3. Idealists vs Careerists

While both genders pursue work/life balance and stability in their jobs, there are some clear differences in what drives men and women in the long-term. The study reveals that women have the ambition of “to be dedicated to a cause or to feel that I am serving a greater good” while men aspire “to be a technical or functional expert”. These differences are also clearly reflected in the personality profiles identified in the research: women prevail over men as being “Idealists”, while men seem themselves more as “careerists”.

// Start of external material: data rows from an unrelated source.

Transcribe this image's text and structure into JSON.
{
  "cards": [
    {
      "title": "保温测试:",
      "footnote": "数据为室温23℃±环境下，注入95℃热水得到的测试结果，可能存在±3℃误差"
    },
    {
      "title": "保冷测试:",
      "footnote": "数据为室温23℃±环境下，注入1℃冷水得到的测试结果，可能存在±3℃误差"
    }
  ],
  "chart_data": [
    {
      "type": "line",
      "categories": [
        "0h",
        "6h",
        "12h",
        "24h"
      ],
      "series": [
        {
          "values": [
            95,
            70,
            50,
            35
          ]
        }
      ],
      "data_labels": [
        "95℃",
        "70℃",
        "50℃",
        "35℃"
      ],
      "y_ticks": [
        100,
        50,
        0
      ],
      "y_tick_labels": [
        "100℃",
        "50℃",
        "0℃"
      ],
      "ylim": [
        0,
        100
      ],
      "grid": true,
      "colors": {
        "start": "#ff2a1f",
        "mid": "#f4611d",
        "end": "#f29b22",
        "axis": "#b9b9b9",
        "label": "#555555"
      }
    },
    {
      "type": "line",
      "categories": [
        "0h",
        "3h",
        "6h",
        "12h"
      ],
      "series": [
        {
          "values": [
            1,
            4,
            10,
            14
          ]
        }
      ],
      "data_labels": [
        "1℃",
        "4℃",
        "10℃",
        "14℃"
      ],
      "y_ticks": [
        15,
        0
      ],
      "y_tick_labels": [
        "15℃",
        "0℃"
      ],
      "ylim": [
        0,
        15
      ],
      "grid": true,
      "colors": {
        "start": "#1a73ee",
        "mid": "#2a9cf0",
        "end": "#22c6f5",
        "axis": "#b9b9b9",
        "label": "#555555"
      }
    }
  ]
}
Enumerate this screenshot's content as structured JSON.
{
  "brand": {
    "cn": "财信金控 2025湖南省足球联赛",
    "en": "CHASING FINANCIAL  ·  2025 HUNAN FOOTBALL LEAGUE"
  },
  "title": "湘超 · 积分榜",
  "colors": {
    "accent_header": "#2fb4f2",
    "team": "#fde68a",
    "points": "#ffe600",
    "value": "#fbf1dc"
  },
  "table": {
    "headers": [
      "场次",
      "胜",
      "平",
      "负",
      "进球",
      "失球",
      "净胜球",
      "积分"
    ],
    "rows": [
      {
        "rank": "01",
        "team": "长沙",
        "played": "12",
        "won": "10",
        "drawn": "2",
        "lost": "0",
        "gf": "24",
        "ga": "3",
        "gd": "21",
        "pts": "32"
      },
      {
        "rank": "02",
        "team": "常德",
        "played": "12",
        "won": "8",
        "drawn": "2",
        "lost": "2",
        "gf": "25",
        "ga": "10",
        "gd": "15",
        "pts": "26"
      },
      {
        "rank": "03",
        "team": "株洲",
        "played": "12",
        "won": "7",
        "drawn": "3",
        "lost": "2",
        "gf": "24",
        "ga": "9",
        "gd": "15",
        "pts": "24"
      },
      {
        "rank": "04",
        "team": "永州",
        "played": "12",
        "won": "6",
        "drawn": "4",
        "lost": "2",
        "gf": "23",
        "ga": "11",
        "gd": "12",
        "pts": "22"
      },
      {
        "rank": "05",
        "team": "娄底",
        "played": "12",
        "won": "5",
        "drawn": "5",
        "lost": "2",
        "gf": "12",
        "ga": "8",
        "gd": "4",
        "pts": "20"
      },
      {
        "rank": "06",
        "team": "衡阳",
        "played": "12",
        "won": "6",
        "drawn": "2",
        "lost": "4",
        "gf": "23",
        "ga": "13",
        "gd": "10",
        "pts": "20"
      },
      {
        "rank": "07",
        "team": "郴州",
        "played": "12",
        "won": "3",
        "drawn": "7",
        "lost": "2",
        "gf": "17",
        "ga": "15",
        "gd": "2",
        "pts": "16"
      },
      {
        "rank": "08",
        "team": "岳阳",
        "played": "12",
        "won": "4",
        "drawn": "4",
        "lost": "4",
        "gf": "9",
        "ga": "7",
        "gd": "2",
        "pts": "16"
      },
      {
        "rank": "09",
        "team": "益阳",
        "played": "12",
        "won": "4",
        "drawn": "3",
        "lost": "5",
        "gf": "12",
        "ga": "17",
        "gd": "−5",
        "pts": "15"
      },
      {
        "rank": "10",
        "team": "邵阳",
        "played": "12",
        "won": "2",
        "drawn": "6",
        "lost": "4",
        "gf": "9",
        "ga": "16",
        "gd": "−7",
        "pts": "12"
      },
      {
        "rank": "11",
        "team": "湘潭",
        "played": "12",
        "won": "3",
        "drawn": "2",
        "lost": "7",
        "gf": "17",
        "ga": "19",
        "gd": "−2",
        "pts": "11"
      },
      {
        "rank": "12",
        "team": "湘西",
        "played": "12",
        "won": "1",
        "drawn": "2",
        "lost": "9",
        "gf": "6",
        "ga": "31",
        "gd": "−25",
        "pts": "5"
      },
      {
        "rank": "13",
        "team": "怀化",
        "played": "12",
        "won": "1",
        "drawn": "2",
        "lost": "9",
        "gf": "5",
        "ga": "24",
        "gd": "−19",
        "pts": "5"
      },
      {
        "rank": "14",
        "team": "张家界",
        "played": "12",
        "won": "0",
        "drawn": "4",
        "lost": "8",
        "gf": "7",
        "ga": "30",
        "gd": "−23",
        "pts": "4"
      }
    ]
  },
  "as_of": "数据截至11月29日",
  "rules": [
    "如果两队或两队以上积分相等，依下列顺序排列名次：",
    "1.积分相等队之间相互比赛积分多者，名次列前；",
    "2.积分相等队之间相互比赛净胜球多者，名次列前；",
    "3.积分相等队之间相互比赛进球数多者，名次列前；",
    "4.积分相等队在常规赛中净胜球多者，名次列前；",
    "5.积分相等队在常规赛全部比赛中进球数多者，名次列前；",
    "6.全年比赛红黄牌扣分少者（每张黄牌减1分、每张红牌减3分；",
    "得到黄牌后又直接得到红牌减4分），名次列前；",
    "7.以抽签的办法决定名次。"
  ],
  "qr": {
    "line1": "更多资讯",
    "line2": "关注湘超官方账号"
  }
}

“We believe that we attract both men and women to apply for a career with P&G because they recognise our position in the industry, the career opportunities we can provide both in terms of the brands they can work on and the potential for growth and geographical experience available in a global company. We also work hard to communicate and sell the values of our company; what we stand for, our purpose as a business and all things we do on sustainability, in our community and through philanthropy. Finally, the workplace culture we foster is also crucial.” Jennifer Boylan, Talent Manager UK/Ireland & Nordics

Stephen Isherwood, head of graduate recruitment for Ernst & Young in the UK added:

 “We have introduced a range of programmes to support our high potential women and Black and Minority Ethnic (BME) employees as they progress through their careers, to remove any blockages in our talent pipelines. Maternity coaching, employee networks, unconscious bias training and careers coaching are just some of the initiatives in place.”

4. Size and image matters

Size does matter: macro employers (with more than 1,000 employees) are men’s preferred option to start their career, while women seek to work for medium-sized employers (100-500 employees).

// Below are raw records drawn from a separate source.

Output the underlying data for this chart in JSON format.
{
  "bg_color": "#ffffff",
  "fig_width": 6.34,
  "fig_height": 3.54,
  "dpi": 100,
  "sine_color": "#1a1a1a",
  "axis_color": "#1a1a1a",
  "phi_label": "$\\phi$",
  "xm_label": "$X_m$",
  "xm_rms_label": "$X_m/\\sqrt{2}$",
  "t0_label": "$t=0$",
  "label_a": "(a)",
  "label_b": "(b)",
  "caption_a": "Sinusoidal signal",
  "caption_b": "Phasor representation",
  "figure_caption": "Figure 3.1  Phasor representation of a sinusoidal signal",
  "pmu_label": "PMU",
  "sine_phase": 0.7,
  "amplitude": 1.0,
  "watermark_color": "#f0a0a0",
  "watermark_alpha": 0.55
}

On the image level, differences are even sounder: Men aspire to work in companies that they perceive having constant innovation, offering a high-level of responsibility, focusing on recruiting only top performers and having in place rapid promotion schemes; Women want companies perceived as having ethical standards, opportunities for international travel/relocation, that have respect for its people and that are a good reference for future career.

“While it’s clear that men want a large environment where they can be quickly promoted and take on extra responsibility, women seek a more balanced environment where they can develop themselves personally and get ready for their future”, added Ms. Tattanelli.

Unilever added: “To ensure that employees, and especially women, have the right tools to work with maximum flexibility, agile working was launched in 2009.  By using technology, workers work anytime, anywhere as long as business needs are being fully met. An agile worker’s performance is determined by results, not ‘time and attendance.’”

Erica Briody, Talent Acquisition Leader Europe concluded: “At GE, we work with schools to ensure the future of tomorrow understands the benefits of selecting a career outside of the traditional industries. We have a fantastic ‘Women’s Network’ offering specific training and development for women, how to manage the guilt that any mother has trying to find a balance, learning from inspirational speakers. We spend 1 billion a year in training because we believe that everyone has a place at GE’.”